В этом она права. «Везло»! Разве это не подарок судьбы, что ко мне в Веймар приехал однажды, — нет, не приехал, а забрел не кто иной, как Ганс-Христиан Андерсен? Метель была страшная, и он порядочно промерз. Об этом можно было догадаться по его носу, но не по глазам. Они излучали такое тепло, что от этого даже в моей комнате стало уютнее. Козима не может не помнить этого — она сама открыла ему дверь.
Как всегда, у меня были гости, и среди них Иоганнес Брамс.
Портрет Андерсена был еще неизвестен. Наружность у него не такая, чтобы сразу признать в нем великого поэта. И заговорил он просто о совсем обыкновенных вещах: о погоде — брр, какой ветер! Но все мои гости переменились, притихли еще до того, как я представил им Андерсена. До его прихода они были в каком-то хмуром настроении, особенно Брамс. Он ни за что не хотел играть, несмотря на просьбы. А тут неожиданно, хотя уже просить давно перестали, он сам вызвался показать свои песни в народном духе. И играл и пел, а чудесный гость сидел в углу и улыбался. А Козима? Царь милостивый, что произошло с этой девчонкой? Она суетилась, сама принесла Андерсену шоколад и печенье, сама — о чудо! — осведомилась, не горячо ли, сладко ли… Я все это хорошо помню. И когда играл Брамс и другие, она смотрела не на Брамса и других, а на этого северного гостя и не сводила глаз с его лица, с его впалых щек…
— Неужели ты забыла, Козима? Ты даже сейчас улыбаешься…
— Нет, я не забыла. Но я же говорю, что тебе очень везло.
Мне всегда казалось, что люди больше таят, чем обнаруживают. Вот почему я никогда не ограничивал свои знакомства определенным кругом. Мне претит кастовость музыкантов. Впрочем, даже в своем кругу мы бываем нетерпимы.
Я… ищу. Не довольствуясь тем, что мне присылают композиторы, я и сам стараюсь услыхать какую-нибудь новинку. Посещаю не только академические, но и садовые концерты, прислушиваюсь, не промелькнет ли новое имя.
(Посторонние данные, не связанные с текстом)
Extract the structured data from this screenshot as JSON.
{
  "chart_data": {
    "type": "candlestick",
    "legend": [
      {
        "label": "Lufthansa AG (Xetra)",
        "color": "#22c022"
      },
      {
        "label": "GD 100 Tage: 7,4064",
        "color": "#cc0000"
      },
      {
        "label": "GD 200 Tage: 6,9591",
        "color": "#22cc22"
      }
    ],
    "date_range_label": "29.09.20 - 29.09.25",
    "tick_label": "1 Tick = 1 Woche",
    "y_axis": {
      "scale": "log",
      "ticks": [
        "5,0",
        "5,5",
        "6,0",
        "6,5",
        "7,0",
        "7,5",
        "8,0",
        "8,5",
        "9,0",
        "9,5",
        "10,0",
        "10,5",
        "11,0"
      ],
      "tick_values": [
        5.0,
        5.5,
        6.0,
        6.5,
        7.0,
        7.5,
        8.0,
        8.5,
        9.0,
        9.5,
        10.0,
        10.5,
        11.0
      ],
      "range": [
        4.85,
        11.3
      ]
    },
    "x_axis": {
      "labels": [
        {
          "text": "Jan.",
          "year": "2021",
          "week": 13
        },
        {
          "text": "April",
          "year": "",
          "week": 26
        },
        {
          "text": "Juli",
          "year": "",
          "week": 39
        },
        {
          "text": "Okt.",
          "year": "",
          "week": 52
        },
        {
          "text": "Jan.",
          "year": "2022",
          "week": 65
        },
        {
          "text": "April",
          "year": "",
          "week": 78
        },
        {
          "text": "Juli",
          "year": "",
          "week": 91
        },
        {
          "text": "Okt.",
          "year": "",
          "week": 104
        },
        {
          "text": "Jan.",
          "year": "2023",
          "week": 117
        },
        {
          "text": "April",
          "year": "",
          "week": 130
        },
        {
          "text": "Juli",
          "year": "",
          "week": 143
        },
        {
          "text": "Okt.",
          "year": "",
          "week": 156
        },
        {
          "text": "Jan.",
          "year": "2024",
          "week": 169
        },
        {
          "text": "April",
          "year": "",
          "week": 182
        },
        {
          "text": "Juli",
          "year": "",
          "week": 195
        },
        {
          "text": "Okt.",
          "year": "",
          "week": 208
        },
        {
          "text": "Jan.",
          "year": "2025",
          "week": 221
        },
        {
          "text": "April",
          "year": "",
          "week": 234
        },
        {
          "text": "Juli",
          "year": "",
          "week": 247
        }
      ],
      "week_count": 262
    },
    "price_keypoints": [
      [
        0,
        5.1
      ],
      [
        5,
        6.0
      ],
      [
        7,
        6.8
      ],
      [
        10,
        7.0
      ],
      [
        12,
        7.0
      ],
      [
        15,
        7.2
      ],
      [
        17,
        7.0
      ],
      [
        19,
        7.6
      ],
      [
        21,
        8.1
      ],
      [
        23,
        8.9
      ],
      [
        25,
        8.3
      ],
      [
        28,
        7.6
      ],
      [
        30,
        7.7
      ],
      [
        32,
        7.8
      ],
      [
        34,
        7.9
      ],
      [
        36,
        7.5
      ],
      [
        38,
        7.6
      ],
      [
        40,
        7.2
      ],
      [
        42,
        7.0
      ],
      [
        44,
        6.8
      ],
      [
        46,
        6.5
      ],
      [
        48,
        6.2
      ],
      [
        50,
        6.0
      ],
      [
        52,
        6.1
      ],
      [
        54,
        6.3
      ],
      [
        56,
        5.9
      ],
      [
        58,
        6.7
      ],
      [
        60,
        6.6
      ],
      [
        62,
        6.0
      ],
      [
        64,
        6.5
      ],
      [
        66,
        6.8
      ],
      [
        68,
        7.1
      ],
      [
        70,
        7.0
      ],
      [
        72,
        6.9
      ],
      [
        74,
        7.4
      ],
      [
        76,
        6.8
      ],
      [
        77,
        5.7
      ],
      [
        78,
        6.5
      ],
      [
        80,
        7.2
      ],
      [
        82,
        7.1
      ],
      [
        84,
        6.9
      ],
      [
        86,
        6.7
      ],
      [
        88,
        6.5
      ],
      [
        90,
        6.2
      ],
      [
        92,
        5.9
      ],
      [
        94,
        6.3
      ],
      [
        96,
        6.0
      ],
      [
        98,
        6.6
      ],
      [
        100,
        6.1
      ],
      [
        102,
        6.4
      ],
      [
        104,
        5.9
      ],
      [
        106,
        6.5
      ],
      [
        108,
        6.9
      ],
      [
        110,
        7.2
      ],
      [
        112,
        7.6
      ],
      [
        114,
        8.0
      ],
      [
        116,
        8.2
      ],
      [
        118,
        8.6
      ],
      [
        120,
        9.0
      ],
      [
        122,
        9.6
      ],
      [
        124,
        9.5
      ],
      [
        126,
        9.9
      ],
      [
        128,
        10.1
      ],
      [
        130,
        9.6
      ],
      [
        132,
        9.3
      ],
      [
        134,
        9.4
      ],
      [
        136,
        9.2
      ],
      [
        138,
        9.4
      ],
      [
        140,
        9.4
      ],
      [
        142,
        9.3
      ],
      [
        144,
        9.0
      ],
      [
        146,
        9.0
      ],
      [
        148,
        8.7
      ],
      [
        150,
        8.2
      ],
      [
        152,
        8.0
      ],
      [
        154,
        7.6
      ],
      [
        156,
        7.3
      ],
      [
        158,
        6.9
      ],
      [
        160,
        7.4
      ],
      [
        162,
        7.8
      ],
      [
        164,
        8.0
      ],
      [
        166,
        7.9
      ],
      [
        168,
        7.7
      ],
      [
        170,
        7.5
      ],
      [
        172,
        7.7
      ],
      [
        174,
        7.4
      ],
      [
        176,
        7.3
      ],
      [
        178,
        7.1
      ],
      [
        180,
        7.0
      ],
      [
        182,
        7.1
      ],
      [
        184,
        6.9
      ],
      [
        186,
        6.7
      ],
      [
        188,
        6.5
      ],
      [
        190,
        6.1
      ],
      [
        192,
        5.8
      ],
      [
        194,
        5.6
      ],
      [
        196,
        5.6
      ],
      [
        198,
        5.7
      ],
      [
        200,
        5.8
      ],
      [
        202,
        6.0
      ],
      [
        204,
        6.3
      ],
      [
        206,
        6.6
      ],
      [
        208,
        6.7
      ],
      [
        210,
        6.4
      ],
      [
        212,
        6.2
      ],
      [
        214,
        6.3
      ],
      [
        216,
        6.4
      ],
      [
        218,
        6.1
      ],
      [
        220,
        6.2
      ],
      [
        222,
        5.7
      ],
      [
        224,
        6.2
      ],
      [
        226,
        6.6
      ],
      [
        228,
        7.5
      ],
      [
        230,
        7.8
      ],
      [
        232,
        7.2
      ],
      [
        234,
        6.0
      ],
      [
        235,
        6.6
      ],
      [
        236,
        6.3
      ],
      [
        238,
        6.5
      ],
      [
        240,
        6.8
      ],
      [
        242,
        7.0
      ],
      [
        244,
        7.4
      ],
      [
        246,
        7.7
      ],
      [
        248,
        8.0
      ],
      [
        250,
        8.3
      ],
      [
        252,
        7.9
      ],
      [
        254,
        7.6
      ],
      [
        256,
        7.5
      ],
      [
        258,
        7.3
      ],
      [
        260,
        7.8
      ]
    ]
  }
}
Тех, кто приходит ко мне, я приглашаю снова, потому что не всегда можно узнать человека с первого раза. Иногда он сам виноват в этом, а чаще — тот, к кому он обращается. Случай с молодым Вагнером всегда встает в моей памяти.
Некоторых я узнавал заочно — по их музыке. Потом удивлялся, что они оказывались не такими, как я представлял себе. Гуго Вольф, судя по его романсам, никак не мог быть юным, застенчивым мальчиком. Мне казалось, это человек, умудренный жизнью. И вот он явился — краснеющий, робкий, лет шестнадцати на вид.
Несоответствие между музыкой и внешним обликом, хотя и в другом роде, нашел я и у Цезаря Франка, и у Дворжака. И только один оказался совершенно таким, как его музыка.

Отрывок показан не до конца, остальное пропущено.